Esse "prelúdio" foi para dizer que o banner acima - copiado da Folha, óbviamente - é uma espécie de permuta. Trata-se de um anúncio do jornal recrutando novos talentos entre estudantes e universitários para seguir a carreira jornalística.
Se estivesse na faixa etária, iria correndo. Disse eu, que sou um jornalista frustrado. Mas é uma grande oportunidade para a garotada que quer conhecer ou exercer o jornalismo.

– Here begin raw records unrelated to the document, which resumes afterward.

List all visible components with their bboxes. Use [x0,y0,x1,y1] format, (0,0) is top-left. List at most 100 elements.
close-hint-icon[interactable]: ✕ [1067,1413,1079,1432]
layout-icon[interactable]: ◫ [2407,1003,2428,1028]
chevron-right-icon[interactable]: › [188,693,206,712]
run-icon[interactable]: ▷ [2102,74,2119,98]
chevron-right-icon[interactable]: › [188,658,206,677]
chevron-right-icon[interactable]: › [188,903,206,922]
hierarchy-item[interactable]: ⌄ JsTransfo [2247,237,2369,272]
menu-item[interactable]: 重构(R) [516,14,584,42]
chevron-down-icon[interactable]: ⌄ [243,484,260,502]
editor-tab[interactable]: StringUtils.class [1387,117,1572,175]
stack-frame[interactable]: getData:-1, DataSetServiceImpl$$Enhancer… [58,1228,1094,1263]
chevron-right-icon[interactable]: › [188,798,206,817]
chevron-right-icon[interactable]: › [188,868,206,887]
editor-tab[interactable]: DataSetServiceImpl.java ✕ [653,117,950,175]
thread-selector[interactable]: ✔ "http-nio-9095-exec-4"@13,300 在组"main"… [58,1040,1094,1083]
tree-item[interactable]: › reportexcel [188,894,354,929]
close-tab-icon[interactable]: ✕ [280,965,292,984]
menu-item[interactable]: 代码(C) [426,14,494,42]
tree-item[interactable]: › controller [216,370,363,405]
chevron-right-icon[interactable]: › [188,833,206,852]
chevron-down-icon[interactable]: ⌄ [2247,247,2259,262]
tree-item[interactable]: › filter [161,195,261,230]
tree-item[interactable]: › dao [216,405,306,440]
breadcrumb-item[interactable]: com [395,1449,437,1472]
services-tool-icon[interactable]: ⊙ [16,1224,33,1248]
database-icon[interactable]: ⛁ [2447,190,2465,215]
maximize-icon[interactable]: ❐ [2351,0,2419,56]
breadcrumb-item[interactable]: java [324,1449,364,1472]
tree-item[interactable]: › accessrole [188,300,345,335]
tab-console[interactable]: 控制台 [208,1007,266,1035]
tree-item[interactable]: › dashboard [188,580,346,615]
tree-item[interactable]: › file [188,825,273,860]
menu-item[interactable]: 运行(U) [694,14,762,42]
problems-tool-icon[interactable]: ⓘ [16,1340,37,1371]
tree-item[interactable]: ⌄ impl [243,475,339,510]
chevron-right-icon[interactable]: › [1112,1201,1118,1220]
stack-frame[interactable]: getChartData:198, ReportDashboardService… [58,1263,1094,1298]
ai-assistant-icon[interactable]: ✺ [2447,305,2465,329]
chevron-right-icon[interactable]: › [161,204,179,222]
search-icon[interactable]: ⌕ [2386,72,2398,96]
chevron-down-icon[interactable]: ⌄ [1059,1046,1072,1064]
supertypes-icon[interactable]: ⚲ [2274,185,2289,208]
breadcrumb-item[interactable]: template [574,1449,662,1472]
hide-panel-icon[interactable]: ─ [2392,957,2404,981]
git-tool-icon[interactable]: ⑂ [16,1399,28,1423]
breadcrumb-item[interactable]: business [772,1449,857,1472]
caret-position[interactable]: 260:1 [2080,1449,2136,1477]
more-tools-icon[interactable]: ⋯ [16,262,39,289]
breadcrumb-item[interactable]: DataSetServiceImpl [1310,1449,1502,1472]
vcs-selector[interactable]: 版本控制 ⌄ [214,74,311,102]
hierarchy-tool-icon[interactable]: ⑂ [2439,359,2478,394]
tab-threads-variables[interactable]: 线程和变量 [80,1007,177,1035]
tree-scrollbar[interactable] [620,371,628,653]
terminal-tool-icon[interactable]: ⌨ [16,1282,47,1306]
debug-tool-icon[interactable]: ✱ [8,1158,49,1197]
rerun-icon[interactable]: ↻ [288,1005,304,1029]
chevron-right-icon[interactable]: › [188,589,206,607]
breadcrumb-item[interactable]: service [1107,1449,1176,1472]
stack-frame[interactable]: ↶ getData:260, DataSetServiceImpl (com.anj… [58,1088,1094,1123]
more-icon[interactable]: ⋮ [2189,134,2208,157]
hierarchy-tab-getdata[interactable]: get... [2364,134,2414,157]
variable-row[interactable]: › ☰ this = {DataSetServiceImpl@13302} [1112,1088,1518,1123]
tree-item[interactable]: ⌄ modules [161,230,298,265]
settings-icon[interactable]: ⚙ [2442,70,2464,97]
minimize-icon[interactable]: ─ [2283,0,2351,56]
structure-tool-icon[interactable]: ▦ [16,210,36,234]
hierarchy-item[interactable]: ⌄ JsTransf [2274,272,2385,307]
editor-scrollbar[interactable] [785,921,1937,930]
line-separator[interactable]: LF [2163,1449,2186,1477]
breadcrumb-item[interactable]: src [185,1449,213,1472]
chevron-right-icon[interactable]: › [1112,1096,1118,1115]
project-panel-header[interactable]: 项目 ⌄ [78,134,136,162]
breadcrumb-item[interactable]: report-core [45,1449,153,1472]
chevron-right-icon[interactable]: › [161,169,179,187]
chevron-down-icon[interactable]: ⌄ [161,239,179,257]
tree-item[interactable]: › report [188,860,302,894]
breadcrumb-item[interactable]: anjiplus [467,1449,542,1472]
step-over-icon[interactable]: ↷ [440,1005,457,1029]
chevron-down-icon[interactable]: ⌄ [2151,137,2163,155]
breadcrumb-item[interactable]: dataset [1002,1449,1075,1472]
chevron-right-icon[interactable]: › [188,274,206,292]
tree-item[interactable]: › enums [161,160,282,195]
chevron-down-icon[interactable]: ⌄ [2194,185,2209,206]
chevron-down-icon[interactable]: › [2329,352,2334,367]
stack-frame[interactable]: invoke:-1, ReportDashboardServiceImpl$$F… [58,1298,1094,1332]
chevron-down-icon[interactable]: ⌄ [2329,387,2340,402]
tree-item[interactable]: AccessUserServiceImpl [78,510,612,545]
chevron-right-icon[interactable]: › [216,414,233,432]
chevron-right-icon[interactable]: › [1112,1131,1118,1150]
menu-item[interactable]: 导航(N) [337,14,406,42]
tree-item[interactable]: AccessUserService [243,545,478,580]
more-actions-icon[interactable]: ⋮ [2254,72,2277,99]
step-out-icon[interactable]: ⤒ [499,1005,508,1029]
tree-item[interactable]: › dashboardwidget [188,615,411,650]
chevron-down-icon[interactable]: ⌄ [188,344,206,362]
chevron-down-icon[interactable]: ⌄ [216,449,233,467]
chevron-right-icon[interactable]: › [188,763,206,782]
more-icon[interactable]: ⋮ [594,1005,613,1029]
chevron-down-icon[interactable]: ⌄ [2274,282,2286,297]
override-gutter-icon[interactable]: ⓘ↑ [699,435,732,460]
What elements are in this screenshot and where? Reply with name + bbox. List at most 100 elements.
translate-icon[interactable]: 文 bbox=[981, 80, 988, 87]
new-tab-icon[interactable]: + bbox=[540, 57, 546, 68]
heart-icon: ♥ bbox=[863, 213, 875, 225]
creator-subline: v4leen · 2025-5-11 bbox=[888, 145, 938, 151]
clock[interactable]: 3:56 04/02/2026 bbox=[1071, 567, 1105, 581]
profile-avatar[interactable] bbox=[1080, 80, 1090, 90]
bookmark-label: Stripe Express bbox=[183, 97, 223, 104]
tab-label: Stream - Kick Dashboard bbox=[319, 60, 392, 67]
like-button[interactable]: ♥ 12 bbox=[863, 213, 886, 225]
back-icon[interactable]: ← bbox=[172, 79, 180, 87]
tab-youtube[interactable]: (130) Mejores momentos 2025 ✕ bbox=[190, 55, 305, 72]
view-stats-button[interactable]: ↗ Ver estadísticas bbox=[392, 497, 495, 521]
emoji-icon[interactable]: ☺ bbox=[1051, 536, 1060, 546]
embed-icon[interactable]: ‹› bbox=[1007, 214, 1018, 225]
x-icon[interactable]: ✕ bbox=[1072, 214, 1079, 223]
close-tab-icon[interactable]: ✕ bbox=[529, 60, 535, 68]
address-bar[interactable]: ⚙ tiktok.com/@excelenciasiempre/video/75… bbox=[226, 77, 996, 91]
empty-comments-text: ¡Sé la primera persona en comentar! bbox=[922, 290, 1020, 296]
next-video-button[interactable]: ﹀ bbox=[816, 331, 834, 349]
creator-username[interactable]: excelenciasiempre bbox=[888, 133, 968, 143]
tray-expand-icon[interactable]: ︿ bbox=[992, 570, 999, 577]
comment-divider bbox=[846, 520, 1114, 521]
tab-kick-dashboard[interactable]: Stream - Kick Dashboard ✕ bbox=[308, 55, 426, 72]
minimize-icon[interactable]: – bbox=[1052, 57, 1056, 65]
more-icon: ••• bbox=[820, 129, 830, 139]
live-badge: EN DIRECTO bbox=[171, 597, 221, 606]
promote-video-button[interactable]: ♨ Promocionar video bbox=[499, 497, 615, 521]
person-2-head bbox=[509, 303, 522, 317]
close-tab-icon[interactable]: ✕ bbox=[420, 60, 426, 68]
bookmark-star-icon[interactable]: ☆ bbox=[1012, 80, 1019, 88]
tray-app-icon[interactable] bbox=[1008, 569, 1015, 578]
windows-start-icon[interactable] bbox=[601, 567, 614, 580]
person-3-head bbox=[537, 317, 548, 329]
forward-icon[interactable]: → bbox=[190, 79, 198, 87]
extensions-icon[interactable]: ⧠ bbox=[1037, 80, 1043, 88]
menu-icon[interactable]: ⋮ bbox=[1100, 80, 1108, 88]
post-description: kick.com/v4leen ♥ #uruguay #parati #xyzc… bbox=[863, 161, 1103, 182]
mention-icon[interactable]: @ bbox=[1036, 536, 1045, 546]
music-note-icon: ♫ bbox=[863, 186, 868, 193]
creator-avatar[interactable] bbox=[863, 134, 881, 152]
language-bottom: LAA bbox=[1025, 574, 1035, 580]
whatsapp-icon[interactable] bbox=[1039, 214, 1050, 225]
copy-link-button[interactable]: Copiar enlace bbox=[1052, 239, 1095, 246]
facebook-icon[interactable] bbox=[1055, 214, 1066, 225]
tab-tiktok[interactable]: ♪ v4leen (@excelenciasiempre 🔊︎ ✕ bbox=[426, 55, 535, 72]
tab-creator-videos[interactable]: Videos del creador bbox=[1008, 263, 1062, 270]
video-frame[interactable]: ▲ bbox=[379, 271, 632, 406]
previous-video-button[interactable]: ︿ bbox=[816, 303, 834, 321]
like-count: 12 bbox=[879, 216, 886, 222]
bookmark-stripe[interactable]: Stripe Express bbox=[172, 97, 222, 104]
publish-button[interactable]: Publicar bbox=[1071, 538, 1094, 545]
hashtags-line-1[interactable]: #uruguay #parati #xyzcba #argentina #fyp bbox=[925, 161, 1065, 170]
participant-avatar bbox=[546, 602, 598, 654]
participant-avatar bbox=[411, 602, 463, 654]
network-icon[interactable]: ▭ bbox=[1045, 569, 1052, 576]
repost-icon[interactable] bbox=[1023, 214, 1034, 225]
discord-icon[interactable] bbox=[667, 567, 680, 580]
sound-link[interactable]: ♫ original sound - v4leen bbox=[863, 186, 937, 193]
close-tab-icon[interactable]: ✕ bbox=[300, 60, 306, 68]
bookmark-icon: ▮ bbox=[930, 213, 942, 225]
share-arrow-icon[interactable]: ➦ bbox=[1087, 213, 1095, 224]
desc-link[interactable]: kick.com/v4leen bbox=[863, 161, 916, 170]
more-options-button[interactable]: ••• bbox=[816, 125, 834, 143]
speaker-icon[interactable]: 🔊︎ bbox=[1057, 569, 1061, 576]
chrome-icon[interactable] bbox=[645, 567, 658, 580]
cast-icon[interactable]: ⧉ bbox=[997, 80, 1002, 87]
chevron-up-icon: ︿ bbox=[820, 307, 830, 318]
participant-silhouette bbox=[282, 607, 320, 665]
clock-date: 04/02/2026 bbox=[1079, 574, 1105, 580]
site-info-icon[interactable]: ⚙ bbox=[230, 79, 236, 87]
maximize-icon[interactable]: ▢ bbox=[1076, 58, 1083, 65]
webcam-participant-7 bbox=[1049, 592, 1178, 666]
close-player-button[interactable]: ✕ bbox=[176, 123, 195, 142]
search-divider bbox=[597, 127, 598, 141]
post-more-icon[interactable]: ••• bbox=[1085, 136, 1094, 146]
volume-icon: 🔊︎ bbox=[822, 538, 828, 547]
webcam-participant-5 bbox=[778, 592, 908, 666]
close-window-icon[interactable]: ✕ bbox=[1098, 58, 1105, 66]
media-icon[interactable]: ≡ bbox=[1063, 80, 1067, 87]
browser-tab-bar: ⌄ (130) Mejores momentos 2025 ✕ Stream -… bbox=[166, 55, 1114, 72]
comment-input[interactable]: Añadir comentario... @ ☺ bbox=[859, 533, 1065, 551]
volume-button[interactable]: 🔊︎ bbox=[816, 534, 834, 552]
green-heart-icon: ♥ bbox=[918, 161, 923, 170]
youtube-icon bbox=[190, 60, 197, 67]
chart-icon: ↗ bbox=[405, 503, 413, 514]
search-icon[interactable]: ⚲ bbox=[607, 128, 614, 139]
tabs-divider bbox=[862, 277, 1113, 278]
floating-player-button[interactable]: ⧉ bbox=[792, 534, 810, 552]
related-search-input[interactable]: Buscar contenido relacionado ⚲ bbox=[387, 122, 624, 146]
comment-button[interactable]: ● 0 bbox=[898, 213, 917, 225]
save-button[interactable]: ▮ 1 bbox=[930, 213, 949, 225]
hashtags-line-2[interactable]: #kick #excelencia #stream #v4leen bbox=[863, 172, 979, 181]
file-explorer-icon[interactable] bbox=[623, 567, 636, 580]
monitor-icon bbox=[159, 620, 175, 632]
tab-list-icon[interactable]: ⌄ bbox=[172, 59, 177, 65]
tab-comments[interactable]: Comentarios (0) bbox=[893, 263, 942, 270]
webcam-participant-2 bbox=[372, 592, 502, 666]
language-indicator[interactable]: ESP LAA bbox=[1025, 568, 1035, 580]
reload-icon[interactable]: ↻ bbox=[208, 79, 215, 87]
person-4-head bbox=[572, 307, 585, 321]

Faço isto sem nenhum "custo" - que pretensão! - para a Folha. Aliás, tenho feito e continuarei publicando banners e publicidades deste teor. Cursos, eventos, propagandas mesmo, que sejam - a meu critério ou por sugestão de leitores - interessantes para os visitantes da Oficina de Gerência sempre terão espaço aqui, sem ônus.
Vocês já devem ter percebido que no galpão da Oficina não há publicidade paga. Já recebi algumas propostas para parcerias, mas prefiro manter o blog dessa forma. Acho que me dá mais liberdade e digo isto sem nenhum, nenhum mesmo, reparo aos blogs co-irmãos que colocam publicidade em seus sites. Democraticamente, cada um na sua...
Por enquanto, prefiro ficar assim e colocar "publicidades" que sejam interessantes para conhecimento daqueles que prestigiam o blog com seus acessos.